Met verrukking sprak hij van de verheven landschappen en van zijn verblijf te Basel, waar hij met belangstelling de werken van ERASMUS had bezichtigd. Hij had ook de valleien van Piemonte willen bezoeken, waar zijn oudste zuster, gehuwd met den heer DANIEL REVEL, sedert vele jaren woonde. Maar dat kwam er niet meer van.

Reeds noemde ik zijn zwakke gezondheid. In zijn jeugd en de eerste jaren van zijn dienst en in Zuilen was hij gezond. Maar na zijn komst naar Monnikendam in 1839, sloeg de landziekte toe. Een koorts die wel telkens verdreven werd, doch telkens opnieuw terugkeerde. Zijn gestel had veel geleden en de verplaatsing naar Assen, waar hij 30 November 1845 bevestigd werd, was goed voor hem. Wel kostte het hem veel om Monnikendam te verlaten, waar hij met zegen had gewerkt en zijn vele vrienden daar te moeten missen. Hoewel hij minder krachtig was dan weleer, kon hij in de eerste tien jaren in Assen echter zijn werk ongehinderd verrichten, en hij deed veel.

Hij gaf in 1850 in ’t licht een werk, getiteld: de oude Kerk te Assen, wat hij na nauwkeurig onderzoek van de in het Archief bewaarde stukken, bewerkte en daardoor menige bijzonderheid over den godsdienstige en zedelijke toestand van Drenthe in vroeger dagen, en over de kloostergeschiedenis te Assen aan ’t licht bracht. (NOOT) De aanleiding tot dit werk was de taak, hem opgedragen, om de voorganger te zijn, toen er voor de laatste maal in de oude kerk te Assen, de voormalige kloosterkerk, dienst zou worden gedaan.
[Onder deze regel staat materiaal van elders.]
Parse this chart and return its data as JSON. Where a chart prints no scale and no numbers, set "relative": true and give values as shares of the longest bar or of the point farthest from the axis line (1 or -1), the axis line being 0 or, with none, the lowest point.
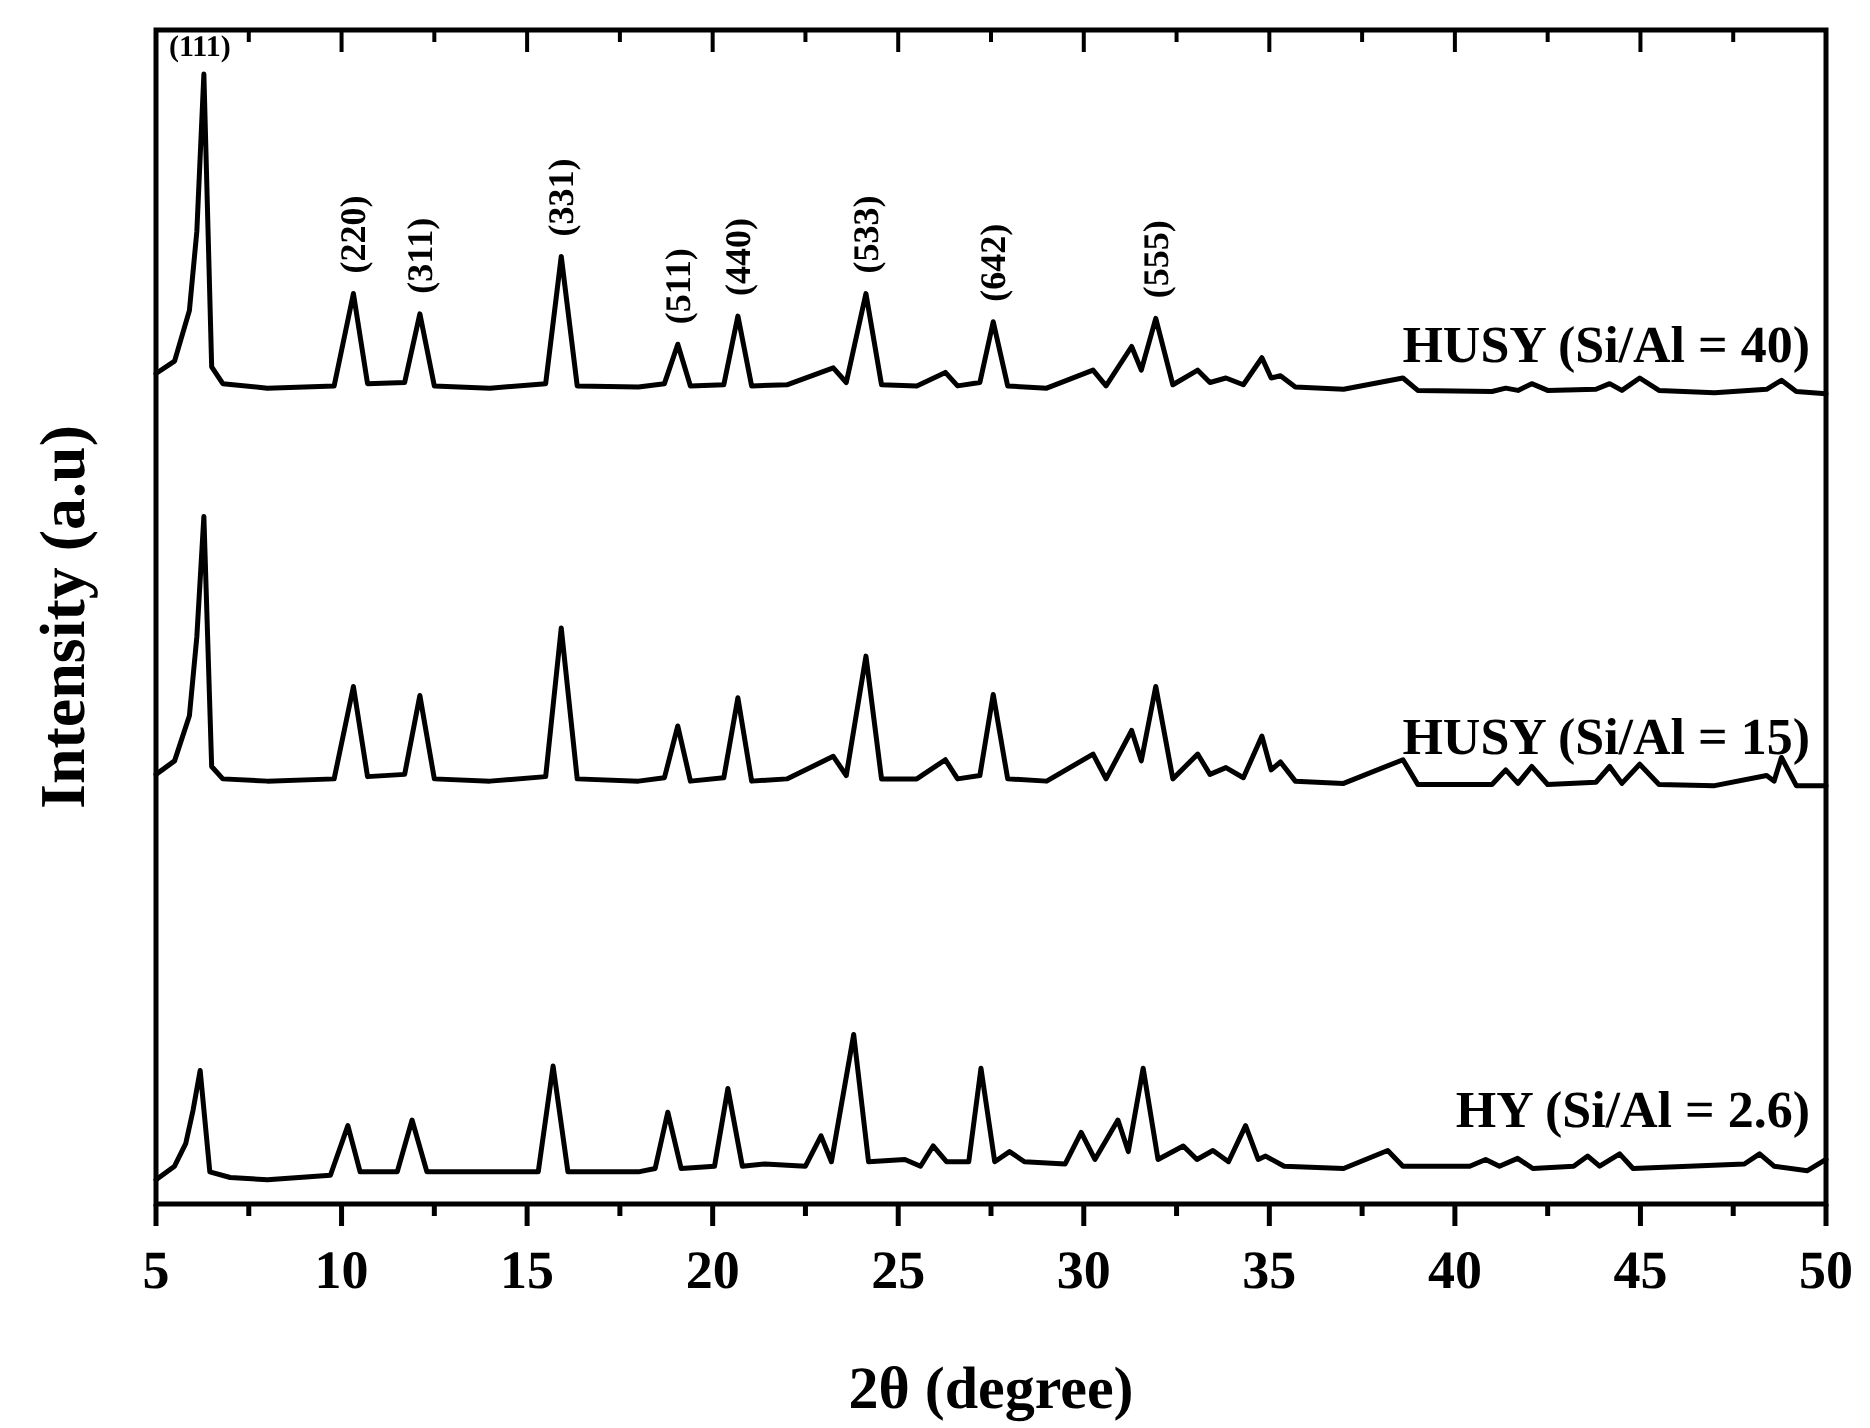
{
  "chart_data": {
    "type": "line",
    "relative": true,
    "xlabel": "2θ (degree)",
    "ylabel": "Intensity (a.u)",
    "xlim": [
      5,
      50
    ],
    "xticks": [
      5,
      {
        "value": 7.5,
        "label": null
      },
      10,
      {
        "value": 12.5,
        "label": null
      },
      15,
      {
        "value": 17.5,
        "label": null
      },
      20,
      {
        "value": 22.5,
        "label": null
      },
      25,
      {
        "value": 27.5,
        "label": null
      },
      30,
      {
        "value": 32.5,
        "label": null
      },
      35,
      {
        "value": 37.5,
        "label": null
      },
      40,
      {
        "value": 42.5,
        "label": null
      },
      45,
      {
        "value": 47.5,
        "label": null
      },
      50
    ],
    "tick_labels": "x",
    "marker": "none",
    "line_style": "solid",
    "series": [
      {
        "name": "HUSY (Si/Al = 40)",
        "color": "#000000",
        "x": [
          5,
          5.5,
          5.9,
          6.1,
          6.29,
          6.5,
          6.8,
          8,
          9.8,
          10.32,
          10.7,
          11.7,
          12.11,
          12.5,
          14,
          15.5,
          15.92,
          16.35,
          18,
          18.7,
          19.06,
          19.4,
          20.3,
          20.68,
          21.05,
          22,
          23.25,
          23.6,
          24.13,
          24.55,
          25.5,
          26.27,
          26.6,
          27.2,
          27.56,
          27.95,
          29,
          30.25,
          30.6,
          31.29,
          31.55,
          31.94,
          32.4,
          33.07,
          33.4,
          33.83,
          34.3,
          34.8,
          35.05,
          35.3,
          35.7,
          37,
          38.6,
          39,
          41,
          41.37,
          41.7,
          42.07,
          42.5,
          43.8,
          44.17,
          44.5,
          44.98,
          45.5,
          47,
          48.4,
          48.8,
          49.2,
          50
        ],
        "values": [
          0.734,
          0.745,
          0.79,
          0.86,
          1.0,
          0.74,
          0.725,
          0.721,
          0.723,
          0.805,
          0.725,
          0.726,
          0.787,
          0.723,
          0.721,
          0.725,
          0.838,
          0.723,
          0.722,
          0.725,
          0.76,
          0.723,
          0.724,
          0.785,
          0.723,
          0.724,
          0.739,
          0.726,
          0.805,
          0.724,
          0.723,
          0.735,
          0.723,
          0.726,
          0.78,
          0.723,
          0.721,
          0.737,
          0.723,
          0.758,
          0.737,
          0.783,
          0.724,
          0.737,
          0.726,
          0.73,
          0.724,
          0.748,
          0.73,
          0.732,
          0.722,
          0.72,
          0.73,
          0.719,
          0.718,
          0.721,
          0.719,
          0.725,
          0.719,
          0.72,
          0.725,
          0.719,
          0.73,
          0.719,
          0.717,
          0.72,
          0.728,
          0.718,
          0.716
        ]
      },
      {
        "name": "HUSY (Si/Al = 15)",
        "color": "#000000",
        "x": [
          5,
          5.5,
          5.9,
          6.1,
          6.29,
          6.5,
          6.8,
          8,
          9.8,
          10.32,
          10.7,
          11.7,
          12.11,
          12.5,
          14,
          15.5,
          15.92,
          16.35,
          18,
          18.7,
          19.06,
          19.4,
          20.3,
          20.68,
          21.05,
          22,
          23.25,
          23.6,
          24.13,
          24.55,
          25.5,
          26.27,
          26.6,
          27.2,
          27.56,
          27.95,
          29,
          30.25,
          30.6,
          31.29,
          31.55,
          31.94,
          32.4,
          33.07,
          33.4,
          33.83,
          34.3,
          34.8,
          35.05,
          35.3,
          35.7,
          37,
          38.6,
          39,
          41,
          41.37,
          41.7,
          42.07,
          42.5,
          43.8,
          44.17,
          44.5,
          44.98,
          45.5,
          47,
          48.4,
          48.6,
          48.8,
          49.2,
          50
        ],
        "values": [
          0.378,
          0.39,
          0.43,
          0.5,
          0.607,
          0.385,
          0.374,
          0.372,
          0.374,
          0.456,
          0.376,
          0.378,
          0.448,
          0.374,
          0.372,
          0.376,
          0.508,
          0.374,
          0.372,
          0.375,
          0.421,
          0.372,
          0.375,
          0.446,
          0.372,
          0.374,
          0.394,
          0.377,
          0.483,
          0.374,
          0.374,
          0.391,
          0.374,
          0.377,
          0.449,
          0.374,
          0.372,
          0.396,
          0.374,
          0.417,
          0.39,
          0.456,
          0.374,
          0.396,
          0.378,
          0.384,
          0.375,
          0.412,
          0.382,
          0.389,
          0.372,
          0.37,
          0.391,
          0.369,
          0.369,
          0.382,
          0.37,
          0.385,
          0.369,
          0.371,
          0.385,
          0.37,
          0.387,
          0.369,
          0.368,
          0.377,
          0.372,
          0.393,
          0.368,
          0.368
        ]
      },
      {
        "name": "HY (Si/Al = 2.6)",
        "color": "#000000",
        "x": [
          5,
          5.5,
          5.8,
          6.0,
          6.19,
          6.45,
          7,
          8,
          9.7,
          10.17,
          10.5,
          11.5,
          11.9,
          12.3,
          14,
          15.3,
          15.7,
          16.1,
          18,
          18.45,
          18.79,
          19.15,
          20.05,
          20.41,
          20.8,
          21.41,
          22.5,
          22.92,
          23.2,
          23.8,
          24.2,
          25.18,
          25.6,
          25.94,
          26.3,
          26.9,
          27.23,
          27.6,
          28.0,
          28.4,
          29.5,
          29.93,
          30.3,
          30.92,
          31.2,
          31.6,
          32.0,
          32.68,
          33.05,
          33.48,
          33.9,
          34.36,
          34.7,
          34.9,
          35.4,
          37,
          38.19,
          38.6,
          40.4,
          40.83,
          41.2,
          41.69,
          42.1,
          43.2,
          43.58,
          43.9,
          44.44,
          44.8,
          47.8,
          48.21,
          48.6,
          49.5,
          50
        ],
        "values": [
          0.018,
          0.03,
          0.05,
          0.08,
          0.115,
          0.025,
          0.02,
          0.018,
          0.022,
          0.066,
          0.025,
          0.025,
          0.071,
          0.025,
          0.025,
          0.025,
          0.119,
          0.025,
          0.025,
          0.028,
          0.078,
          0.028,
          0.03,
          0.099,
          0.03,
          0.032,
          0.03,
          0.057,
          0.034,
          0.147,
          0.034,
          0.036,
          0.03,
          0.048,
          0.034,
          0.034,
          0.117,
          0.034,
          0.043,
          0.034,
          0.032,
          0.06,
          0.036,
          0.071,
          0.043,
          0.117,
          0.036,
          0.048,
          0.036,
          0.044,
          0.034,
          0.066,
          0.036,
          0.039,
          0.03,
          0.028,
          0.044,
          0.03,
          0.03,
          0.036,
          0.03,
          0.037,
          0.028,
          0.03,
          0.039,
          0.03,
          0.041,
          0.028,
          0.032,
          0.041,
          0.03,
          0.026,
          0.036
        ]
      }
    ],
    "annotations": [
      {
        "text": "(111)",
        "x": 6.29,
        "y": 1.0
      },
      {
        "text": "(220)",
        "x": 10.32,
        "y": 0.805
      },
      {
        "text": "(311)",
        "x": 12.11,
        "y": 0.787
      },
      {
        "text": "(331)",
        "x": 15.92,
        "y": 0.838
      },
      {
        "text": "(511)",
        "x": 19.06,
        "y": 0.76
      },
      {
        "text": "(440)",
        "x": 20.68,
        "y": 0.785
      },
      {
        "text": "(533)",
        "x": 24.13,
        "y": 0.805
      },
      {
        "text": "(642)",
        "x": 27.56,
        "y": 0.78
      },
      {
        "text": "(555)",
        "x": 31.94,
        "y": 0.783
      }
    ]
  }
}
Hij wees aan, hoe die aloude kloosterstichting in het schier onbewoonde Drenthe den grondslag legde voor de ontginning en bevolking van ’t gewest en een zegen voor die tijden te noemen is; hoe de Drentenaars steeds een afkeer hadden van priesterheerschappij en naar onafhankelijkheid streefden, maar wegens de zwakheid van hun krachten menigmaal niet zeer eerlijke middelen bezigden in omstandigheden die de Drent wantrouwend, sluw en wraakzuchtig maakten, waarvan hij zelfs in vele Drentse spreekwoorden en oude rijmen het bewijs levert. Hij schetst met levendige kleuren al de jammeren, waaraan dit gewest in de eerste jaren van den opstand tegen Spanje bloot stond, en hoe het daarna tegenover Groningen en zijn Stadhouder zijn zelfstandigheid handhaafde. Hoe hier altijd een geest van vooruitgang was, die eindelijk triomfeerde.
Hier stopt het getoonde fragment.